DIRA may also be no longer fit for purpose, in that it provides access to regulated milk for large dairy processors “for whom it may no longer be necessary”.

However, DIRA remains relevant and effective at achieving its core objective of managing Fonterra’s dominance, and was unlikely to be encouraging inefficient industry growth or preventing Fonterra from pursuing a value-add strategy.

MPI says those were its preliminary findings after consulting industry stakeholders in the first stage of a major review of DIRA launched in May.

Agriculture Minister Damien O’Connor released the document at a ceremony on a dairy farm at Outram, Otago, to mark the start of wider public consultation. 

O’Connor said our biggest and most important export sector must be fit for the future.

“It’s timely to take a strategic view of the challenges and opportunities facing the nearly $17 billion dairy sector.”

“A productive and sustainable dairy sector that grows value and protects the natural resources it depends upon is vital to our economic prosperity and the wellbeing of all New Zealanders.”

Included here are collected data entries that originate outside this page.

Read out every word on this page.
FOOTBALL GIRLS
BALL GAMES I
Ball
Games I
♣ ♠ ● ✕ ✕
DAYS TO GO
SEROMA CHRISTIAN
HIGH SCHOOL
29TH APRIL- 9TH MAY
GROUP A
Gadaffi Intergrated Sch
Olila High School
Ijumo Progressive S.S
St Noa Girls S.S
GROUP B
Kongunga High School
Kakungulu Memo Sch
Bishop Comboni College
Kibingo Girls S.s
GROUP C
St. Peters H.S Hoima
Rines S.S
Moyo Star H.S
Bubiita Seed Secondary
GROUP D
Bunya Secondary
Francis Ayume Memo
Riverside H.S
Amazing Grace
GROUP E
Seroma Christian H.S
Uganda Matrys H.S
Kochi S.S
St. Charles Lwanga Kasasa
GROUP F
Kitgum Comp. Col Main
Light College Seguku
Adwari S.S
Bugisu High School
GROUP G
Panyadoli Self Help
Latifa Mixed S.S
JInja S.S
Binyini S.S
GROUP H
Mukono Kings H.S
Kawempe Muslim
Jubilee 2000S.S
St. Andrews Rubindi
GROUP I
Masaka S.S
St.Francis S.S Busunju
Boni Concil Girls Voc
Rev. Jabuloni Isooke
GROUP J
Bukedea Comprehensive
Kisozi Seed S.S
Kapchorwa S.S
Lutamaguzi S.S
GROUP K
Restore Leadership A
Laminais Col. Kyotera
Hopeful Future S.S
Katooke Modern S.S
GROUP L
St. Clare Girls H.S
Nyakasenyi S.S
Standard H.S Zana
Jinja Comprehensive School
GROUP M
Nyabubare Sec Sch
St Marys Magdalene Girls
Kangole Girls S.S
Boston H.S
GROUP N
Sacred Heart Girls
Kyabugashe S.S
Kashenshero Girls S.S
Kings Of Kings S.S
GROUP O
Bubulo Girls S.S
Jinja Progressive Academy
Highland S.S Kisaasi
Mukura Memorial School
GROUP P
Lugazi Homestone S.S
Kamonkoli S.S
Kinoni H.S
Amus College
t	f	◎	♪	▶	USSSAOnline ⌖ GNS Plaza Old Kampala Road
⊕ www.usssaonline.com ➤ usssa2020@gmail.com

O’Connor said DIRA, which led to the setting up of Fonterra in 2001, regulates the co-op’s dominance in the market to protect the long-term interests of all farmers, consumers and the wider economy.

“The dairy industry was built on the back of the DIRA legislation and it is a significant driver of the industry’s performance. 

“The review is looking at open entry and exit obligations, the farmgate milk price settings, contestability for farmers’ milk, the risks and costs for the sector, and the incentives or disincentives for dairy to move to sustainable, higher-value production and processing.

“We need everyone with an interest in the success of the dairy sector to take part in a frank appraisal of the issues.” 

Public submissions are invited until February 8, 2019, after which potential legislative changes will be drawn up to go to Parliament.

The document says key legislative areas are open entry requirements, access to regulated milk for dairy processors, the base milk price calculation and the DIRA review and expiry provisions.